In August, there was a brief porn industry scare over actors testing positive for syphilis in Los Angeles. The media coverage fell interestingly close to the vote for Measure B, the local initiative that mandated condoms at porn shoots and also introduced a lovely rent-seeking licensing process.
The measure passed, and now porn actor Jesse Spencer (known as Mr. Marcus) has been sentenced to 30 days in jail for exposing his partners to syphilis. The defense argues that his prosecution was political. They claim Spencer had been treated for the STD and thought he was in the clear when began performing again. The Los Angeles Daily News reports:
Prosecutors said Spencer tested positive for syphilis on July 13, 2012, and received a penicillin shot. The movie scenes for which he was charged with took place on July 26 and Aug. 7. [Attorney Martin] Cutler argues that Spencer was clear of syphilis when he shot those scenes. "My client had a really good defense. He didn't willfully know that he was contagious," Cutler said. "He was not being reckless about it." Cutler said the prosecution was related to Measure B, the ordinance passed last year by voters that requires all actors working on porn shoots to wear condoms. Cutler believes the attorney's office was using Spencer as an example of why actors in porn movies should wear condoms.
The local CBS reporting of the case, though, states that Spencer was continuing to test positive for syphilis and knew so and altered a form to obscure the results. None of the actresses he had sex with tested positive for syphilis as a result of exposure.
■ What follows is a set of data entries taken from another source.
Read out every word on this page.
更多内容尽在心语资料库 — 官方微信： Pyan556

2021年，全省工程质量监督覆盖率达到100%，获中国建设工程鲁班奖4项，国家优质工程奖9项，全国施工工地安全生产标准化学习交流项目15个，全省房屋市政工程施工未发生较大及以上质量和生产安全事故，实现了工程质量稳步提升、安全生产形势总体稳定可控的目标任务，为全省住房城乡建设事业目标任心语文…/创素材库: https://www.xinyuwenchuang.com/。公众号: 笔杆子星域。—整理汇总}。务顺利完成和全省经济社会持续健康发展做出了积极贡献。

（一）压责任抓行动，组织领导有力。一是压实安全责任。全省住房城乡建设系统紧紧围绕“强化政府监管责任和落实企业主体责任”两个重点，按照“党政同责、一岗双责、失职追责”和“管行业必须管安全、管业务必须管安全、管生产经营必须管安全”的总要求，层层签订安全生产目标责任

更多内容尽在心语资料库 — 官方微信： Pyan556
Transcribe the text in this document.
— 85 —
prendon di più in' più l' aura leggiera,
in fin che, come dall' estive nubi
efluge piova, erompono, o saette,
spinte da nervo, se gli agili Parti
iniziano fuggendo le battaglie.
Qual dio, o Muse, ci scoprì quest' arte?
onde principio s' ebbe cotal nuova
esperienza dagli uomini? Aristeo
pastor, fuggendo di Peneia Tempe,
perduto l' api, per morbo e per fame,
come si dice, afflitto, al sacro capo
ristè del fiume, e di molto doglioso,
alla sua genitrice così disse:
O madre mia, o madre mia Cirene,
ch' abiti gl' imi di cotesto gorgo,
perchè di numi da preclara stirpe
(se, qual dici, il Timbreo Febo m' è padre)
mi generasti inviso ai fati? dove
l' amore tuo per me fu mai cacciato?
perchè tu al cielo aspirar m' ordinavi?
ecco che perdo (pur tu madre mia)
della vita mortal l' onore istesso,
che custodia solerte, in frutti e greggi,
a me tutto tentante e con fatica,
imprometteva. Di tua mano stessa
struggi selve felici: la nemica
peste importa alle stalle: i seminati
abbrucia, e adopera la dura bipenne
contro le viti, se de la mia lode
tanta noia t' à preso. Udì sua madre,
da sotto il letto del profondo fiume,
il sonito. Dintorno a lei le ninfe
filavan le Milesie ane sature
Daily News reporter Susan Abram then pivots to talking about AIDS/HIV disclosure laws, noting how much more severe they are because they were passed back when our knowledge of how the disease was spread was more limited. The laws have not changed, even though we know much more about how HIV is transmitted:
But sometimes criminalizing the transmission of a sexually transmitted disease can go too far, as it has with AIDS/HIV, said Scott Burris, professor of law at Temple University. Burris has written more than 100 books, articles and reports on discrimination against people with HIV and other disabilities. Criminal laws that emerged more than 20 years ago because of HIV/AIDS are outdated and based on misinformation born of fear in those early days, Burris said. "It's not a misdemeanor, it's a felony," Burris said. "People have received life sentences for spitting at somebody." The Center for HIV Law and Policy has noted 164 such cases from 2008 to 2013. Just last month, a 25-year-old man was charged with aggravated assault for spitting on a police officer in Texas.
Rep. Barbara Lee (D-Calif.), is introducing legislation to try to encourage states to update or repeal these laws.